All MRI personnel should be aware of local policies and practices regarding the management of other emergencies such as fires, projectile emergencies and an MRI quench. It is strongly advised that all ioMRI facilities perform regular drills to rehearse and refine emergency response protocols to protect patients, MRI staff and responders. Simulation exercises may offer another opportunity to practice such rare, but serious scenarios.
Although ioMRI was originally designed to facilitate improved localisation and resection of intra-cranial lesions, the uses of this technology have evolved. One new use of ioMRI involves thermal ablation of deep brain lesions using MRI-guided placement of laser catheters and real-time MRI guidance during the actual ablation.35,36 This technique, known as laser-induced thermal therapy (LITT), has been utilised to treat a variety of lesions including deep seizure foci and hypothalamic hamartomas. As the utility of diagnostic MRI continues to expand, it should be expected that a similar trajectory for ioMRI would continue.

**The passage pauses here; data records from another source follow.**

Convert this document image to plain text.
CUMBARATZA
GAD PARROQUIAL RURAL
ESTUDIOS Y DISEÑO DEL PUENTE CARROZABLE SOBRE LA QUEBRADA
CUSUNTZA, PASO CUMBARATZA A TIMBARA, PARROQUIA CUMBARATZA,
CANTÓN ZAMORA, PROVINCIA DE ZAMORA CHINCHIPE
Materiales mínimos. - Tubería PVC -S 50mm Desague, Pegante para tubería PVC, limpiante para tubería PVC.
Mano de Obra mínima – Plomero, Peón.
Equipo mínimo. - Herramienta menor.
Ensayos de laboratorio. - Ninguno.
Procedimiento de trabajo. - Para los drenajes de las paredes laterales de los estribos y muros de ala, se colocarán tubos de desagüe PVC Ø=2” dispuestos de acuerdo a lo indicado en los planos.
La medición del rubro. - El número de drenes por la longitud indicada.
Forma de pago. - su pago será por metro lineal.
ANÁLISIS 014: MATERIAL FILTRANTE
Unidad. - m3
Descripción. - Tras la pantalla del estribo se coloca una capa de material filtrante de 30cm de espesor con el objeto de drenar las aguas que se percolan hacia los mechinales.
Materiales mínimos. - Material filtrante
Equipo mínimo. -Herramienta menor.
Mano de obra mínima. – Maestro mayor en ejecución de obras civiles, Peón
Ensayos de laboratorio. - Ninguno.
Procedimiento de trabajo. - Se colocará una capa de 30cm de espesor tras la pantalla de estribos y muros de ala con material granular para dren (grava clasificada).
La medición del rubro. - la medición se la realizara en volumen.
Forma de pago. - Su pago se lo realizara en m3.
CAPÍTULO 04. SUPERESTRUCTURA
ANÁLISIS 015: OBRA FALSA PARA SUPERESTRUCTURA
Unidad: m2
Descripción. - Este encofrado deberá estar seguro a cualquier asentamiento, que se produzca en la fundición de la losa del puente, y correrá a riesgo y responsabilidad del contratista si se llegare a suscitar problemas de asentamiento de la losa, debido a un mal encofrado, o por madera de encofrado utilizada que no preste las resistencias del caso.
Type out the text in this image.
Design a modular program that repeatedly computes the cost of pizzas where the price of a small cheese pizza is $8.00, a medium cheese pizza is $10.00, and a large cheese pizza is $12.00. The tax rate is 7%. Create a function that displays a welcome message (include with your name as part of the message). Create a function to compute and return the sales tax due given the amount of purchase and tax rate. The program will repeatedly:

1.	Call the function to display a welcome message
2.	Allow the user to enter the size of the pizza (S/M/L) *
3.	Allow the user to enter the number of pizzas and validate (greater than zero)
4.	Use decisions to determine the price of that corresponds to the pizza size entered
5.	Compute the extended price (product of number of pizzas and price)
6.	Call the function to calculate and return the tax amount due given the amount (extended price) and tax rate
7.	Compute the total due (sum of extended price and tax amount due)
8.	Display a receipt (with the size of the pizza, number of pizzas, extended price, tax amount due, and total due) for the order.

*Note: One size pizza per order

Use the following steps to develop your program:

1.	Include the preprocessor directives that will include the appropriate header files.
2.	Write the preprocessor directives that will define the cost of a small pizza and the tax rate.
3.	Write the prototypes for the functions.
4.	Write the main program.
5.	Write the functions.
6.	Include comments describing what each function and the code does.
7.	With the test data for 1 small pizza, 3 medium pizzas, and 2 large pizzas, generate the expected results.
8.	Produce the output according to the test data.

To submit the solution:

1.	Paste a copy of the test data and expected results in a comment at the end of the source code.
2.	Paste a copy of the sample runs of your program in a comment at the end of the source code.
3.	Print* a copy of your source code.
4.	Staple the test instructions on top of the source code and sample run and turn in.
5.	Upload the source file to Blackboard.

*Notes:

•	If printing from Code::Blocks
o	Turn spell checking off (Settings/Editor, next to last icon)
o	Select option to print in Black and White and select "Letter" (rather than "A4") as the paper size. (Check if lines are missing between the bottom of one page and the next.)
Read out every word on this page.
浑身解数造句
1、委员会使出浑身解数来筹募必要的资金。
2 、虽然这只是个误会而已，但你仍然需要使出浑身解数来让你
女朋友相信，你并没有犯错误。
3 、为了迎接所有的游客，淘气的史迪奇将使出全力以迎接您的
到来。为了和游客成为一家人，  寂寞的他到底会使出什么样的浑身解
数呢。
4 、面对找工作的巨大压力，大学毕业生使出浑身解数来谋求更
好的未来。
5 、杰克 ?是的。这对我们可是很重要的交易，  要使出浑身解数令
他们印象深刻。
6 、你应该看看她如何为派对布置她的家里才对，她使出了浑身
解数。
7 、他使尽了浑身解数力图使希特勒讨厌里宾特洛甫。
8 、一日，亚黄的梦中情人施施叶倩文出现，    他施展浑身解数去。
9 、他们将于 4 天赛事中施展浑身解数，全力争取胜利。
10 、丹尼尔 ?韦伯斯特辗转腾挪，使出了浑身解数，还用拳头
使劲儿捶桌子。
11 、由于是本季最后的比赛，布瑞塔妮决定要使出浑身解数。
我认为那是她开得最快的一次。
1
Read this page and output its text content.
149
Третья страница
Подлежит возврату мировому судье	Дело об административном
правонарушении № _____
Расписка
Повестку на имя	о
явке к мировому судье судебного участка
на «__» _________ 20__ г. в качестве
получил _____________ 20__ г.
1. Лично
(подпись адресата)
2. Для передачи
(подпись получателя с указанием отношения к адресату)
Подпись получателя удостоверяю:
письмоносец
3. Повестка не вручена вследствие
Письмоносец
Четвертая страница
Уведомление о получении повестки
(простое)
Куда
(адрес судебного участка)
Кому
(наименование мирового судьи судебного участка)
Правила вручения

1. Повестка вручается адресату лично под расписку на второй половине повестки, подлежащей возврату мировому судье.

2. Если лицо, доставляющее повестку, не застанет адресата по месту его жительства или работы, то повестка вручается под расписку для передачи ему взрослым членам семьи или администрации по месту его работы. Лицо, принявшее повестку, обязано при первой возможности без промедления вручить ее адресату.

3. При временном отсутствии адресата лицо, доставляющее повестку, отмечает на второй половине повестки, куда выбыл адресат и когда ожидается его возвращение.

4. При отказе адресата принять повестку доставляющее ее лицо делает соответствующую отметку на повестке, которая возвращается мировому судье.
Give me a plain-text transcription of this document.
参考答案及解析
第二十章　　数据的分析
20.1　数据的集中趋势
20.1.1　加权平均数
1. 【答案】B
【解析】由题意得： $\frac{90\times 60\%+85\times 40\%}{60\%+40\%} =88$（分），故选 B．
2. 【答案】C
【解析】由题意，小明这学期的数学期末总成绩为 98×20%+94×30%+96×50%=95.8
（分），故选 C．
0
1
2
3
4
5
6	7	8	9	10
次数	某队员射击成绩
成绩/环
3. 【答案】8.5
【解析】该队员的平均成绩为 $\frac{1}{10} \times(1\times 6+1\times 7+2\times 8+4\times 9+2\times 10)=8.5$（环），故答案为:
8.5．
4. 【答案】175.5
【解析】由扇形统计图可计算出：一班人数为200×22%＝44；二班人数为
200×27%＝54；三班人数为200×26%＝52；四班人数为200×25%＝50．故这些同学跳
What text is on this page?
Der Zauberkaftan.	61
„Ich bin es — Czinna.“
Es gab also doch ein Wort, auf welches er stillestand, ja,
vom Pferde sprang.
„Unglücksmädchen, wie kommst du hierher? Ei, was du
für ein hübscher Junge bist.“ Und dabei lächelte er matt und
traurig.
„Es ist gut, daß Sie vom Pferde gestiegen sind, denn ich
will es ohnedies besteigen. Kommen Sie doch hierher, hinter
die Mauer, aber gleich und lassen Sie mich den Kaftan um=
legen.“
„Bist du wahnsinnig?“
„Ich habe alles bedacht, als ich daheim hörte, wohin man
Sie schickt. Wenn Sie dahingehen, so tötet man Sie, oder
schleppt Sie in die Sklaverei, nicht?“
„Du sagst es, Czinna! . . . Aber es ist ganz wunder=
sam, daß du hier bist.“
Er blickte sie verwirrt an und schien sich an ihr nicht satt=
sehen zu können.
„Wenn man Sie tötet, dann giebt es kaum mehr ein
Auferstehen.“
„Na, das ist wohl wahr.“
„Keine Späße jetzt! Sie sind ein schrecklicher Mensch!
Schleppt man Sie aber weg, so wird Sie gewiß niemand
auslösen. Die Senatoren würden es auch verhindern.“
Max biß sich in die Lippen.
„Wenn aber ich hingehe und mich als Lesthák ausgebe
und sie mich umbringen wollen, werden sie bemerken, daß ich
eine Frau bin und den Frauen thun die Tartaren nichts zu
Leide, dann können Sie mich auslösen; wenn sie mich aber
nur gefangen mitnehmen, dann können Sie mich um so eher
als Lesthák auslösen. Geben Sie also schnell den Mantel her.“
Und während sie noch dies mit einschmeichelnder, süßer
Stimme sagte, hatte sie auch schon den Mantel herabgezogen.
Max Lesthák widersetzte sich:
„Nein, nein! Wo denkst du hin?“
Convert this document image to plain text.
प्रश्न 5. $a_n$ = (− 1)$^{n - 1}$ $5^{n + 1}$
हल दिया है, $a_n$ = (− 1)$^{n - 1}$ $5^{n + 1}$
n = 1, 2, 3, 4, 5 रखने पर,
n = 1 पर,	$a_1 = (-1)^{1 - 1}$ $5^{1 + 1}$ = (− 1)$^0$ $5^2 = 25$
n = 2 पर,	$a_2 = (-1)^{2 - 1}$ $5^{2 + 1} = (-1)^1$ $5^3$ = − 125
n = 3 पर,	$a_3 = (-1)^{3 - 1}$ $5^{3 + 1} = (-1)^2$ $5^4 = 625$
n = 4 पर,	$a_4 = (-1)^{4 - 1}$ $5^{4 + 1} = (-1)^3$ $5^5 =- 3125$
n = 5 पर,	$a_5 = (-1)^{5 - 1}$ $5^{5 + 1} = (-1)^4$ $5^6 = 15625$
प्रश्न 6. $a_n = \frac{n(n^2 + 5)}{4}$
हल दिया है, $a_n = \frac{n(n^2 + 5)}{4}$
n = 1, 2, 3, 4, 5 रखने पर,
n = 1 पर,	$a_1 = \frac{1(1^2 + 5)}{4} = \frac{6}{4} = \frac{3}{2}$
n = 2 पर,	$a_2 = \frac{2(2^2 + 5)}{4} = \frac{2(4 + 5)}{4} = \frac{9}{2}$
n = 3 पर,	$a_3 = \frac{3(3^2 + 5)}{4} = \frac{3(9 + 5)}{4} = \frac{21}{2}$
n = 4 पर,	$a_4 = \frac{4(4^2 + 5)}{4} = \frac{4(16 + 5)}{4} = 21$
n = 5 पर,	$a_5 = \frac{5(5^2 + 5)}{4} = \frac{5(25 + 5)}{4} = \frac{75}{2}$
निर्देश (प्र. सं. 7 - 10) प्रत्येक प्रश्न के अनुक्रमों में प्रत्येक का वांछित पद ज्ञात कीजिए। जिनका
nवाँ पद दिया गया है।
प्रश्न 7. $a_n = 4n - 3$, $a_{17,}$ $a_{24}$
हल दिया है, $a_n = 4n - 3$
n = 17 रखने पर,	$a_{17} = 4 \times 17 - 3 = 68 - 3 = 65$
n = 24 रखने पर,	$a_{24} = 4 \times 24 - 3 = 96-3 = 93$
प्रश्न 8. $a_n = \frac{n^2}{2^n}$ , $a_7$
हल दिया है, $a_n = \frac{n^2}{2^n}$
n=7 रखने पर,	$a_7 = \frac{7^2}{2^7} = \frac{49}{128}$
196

Advances in technology such as ioMRI can offer improved patient outcomes while presenting anaesthesiologists with new challenges. Precise intra-cranial navigation is important to facilitate optimal outcomes in neurosurgical procedures. ioMRI represents the current state of the art with intra-cranial navigation. Outcome studies are lacking describing this technology. Future research is needed to demonstrate long-term outcome differences as well as define optimal patient selection and difference-making safety practices. An extensive knowledge of the unique considerations of delivering an anaesthetic in an MRI environment is vital to safe and effective patient care during procedures utilising ioMRI. The movable magnetic fields common to ioMRI represent a further challenge to anaesthesiologists. Although the challenges are significant, safe care and optimal outcomes are certainly possible with appropriate understanding of the matters unique to the ioMRI environment, good communication, a collaborative approach and proper procedural planning.